Cops, meanwhile, are ruthless even from the first tier. They’ll slam into you at every opportunity, set up roadblocks ahead of you, and send SUVs hurtling against traffic towards in an attempt to take you down with a head-on collision. This adds an extra element of strategy when in a pursuit during a race, yet they fairly focus on the AI racers as much as yourself. Hearing the cop radio out of the GamePad’s speakers is a nice little touch, too, as the units communicate between themselves. Sometimes, lines of dialogue are repeated multiple times in a pursuit, although it’s nice to get a heads-up to what their next move is going to be, while sometimes even being slightly humorous – “okay, this guy thinks he’s a bird,” as you take off over a ramp being a highlight.

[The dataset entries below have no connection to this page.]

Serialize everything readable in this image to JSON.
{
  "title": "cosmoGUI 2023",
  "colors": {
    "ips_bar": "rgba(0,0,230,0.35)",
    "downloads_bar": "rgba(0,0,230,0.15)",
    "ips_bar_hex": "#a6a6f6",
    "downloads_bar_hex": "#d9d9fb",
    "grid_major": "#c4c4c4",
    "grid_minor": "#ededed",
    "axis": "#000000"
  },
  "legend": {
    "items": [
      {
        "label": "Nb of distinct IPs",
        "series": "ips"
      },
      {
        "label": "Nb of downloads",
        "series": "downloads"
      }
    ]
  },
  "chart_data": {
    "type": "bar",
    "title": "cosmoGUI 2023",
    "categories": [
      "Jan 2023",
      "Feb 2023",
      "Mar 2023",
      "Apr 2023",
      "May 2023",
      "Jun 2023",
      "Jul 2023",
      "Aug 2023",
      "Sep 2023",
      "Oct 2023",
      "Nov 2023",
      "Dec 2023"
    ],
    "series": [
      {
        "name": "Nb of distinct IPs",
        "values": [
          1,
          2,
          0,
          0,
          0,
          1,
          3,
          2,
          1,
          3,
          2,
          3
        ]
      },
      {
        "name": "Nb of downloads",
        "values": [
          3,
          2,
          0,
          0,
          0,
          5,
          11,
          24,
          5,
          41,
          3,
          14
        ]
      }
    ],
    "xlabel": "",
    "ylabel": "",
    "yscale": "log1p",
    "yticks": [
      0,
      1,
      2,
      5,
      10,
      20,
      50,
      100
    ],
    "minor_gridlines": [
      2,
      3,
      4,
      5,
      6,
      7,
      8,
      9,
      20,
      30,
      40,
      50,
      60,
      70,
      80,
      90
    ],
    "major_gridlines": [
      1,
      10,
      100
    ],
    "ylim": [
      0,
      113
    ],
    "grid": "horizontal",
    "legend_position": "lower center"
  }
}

Of course, all of these fancy bells and whistles would be deemed useless if the actual gameplay wasn’t up to snuff. Thankfully, we can confirm that it is. Each car feels different to drive than the next, while different car classes – from exotic to muscle, and sports to SUV – provide plenty of variety for each race. There’s a true sense of speed when you top 150mph, while hitting as high as 240 in the Ultimate Speed Pack DLC’s Bugatti Veyron (available on-disc on Wii U) is completely outrageous, and nigh on impossible to keep out of a barrier for too long.
Need for Speed: Most Wanted U (Wii U) Verdict
Need for Speed: Most Wanted U is a fantastic port of an already-near-faultless game. It’s one-of-a-kind in the Wii U market right now, and it gets almost everything right. It’ll take tens of hours to fully complete, with plenty of replay value further to that in playing online, and challenging your friends’ times and scores in the micro-leaderboards. It’s visually stunning, and a joy to play – it’s hard to see how even Nintendo itself could produce a better Wii U racer.